Mit der Niederlage des Ersten Weltkrieges wuchsen auch in Wiesbaden die Befürchtungen und Ängste vor revolutionären Unruhen. Der Reichsinnenminister hatte am 06.11.1918 vorsorglich die Bildung von Bürgerwehren zur Aufrechterhaltung von Ruhe und Ordnung gefordert. Dieser Aufruf wurde vom Wiesbadener Oberbürgermeister kategorisch abgelehnt, um eine gewaltsame Eskalation zu verhindern.

Dennoch kam es auch in Wiesbaden am 09.11. zu politischen Umwälzungen, als Marinesoldaten des Kölner Soldatenrates die Wahl eines Soldatenrates betrieben.

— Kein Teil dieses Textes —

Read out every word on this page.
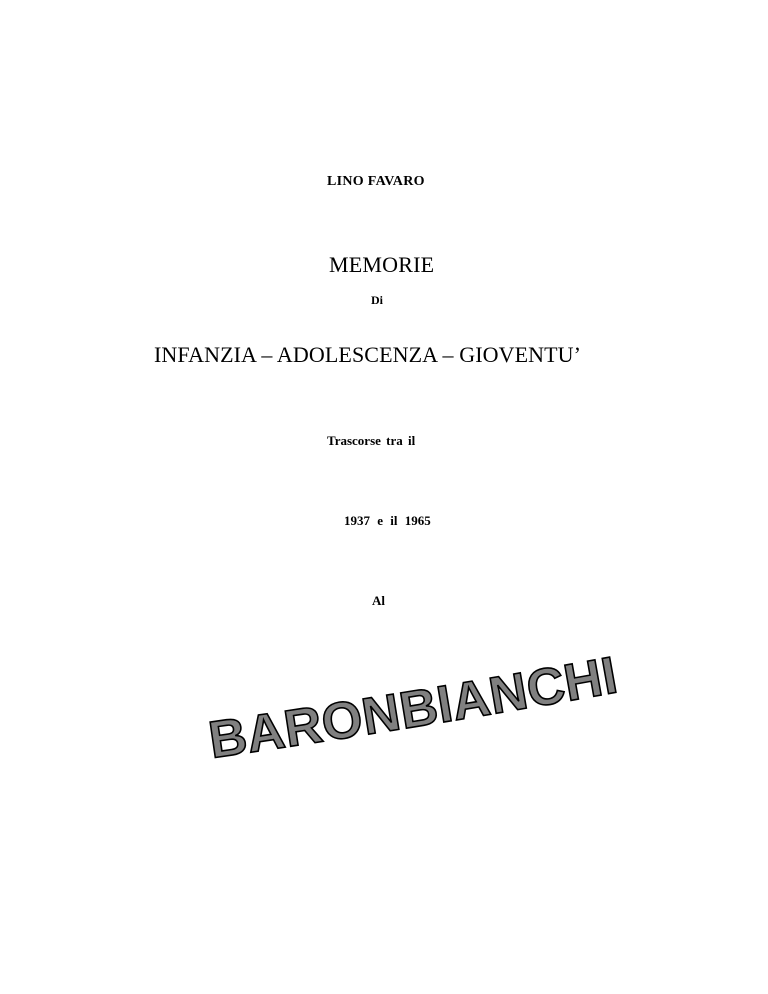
LINO FAVARO
MEMORIE
Di
INFANZIA – ADOLESCENZA – GIOVENTU’
Trascorse tra il
1937 e il 1965
Al
BARONBIANCHI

Kurz darauf wurde ein Arbeiterrat gebildet, der wenig später mit den beiden Soldatenräten zum Arbeiter- und Soldatenrat (AuSR) verschmolzen wurde. Wie anderswo wurde dieser auch in Wiesbaden paritätisch von MSPD und USPD mit jeweils acht Mitgliedern besetzt. Ein Vollzugsausschuss übernahm die Kontrolle über die lokalen Behörden, in den Straßen patrouillierten Soldaten mit roten Armbinden. Offiziere mussten ihre Waffen abgeben, die Schulterstücke entfernen und auf dem Stadtschloss wehte die rote Flagge der Revolution. Zu gewalttätigen Auseinandersetzungen kam es in der Folge allerdings nicht.  Der Regierungspräsident stellte sich den neuen Machthabern zur Verfügung und die Bevölkerung arrangierte sich mit den veränderten politischen Zuständen.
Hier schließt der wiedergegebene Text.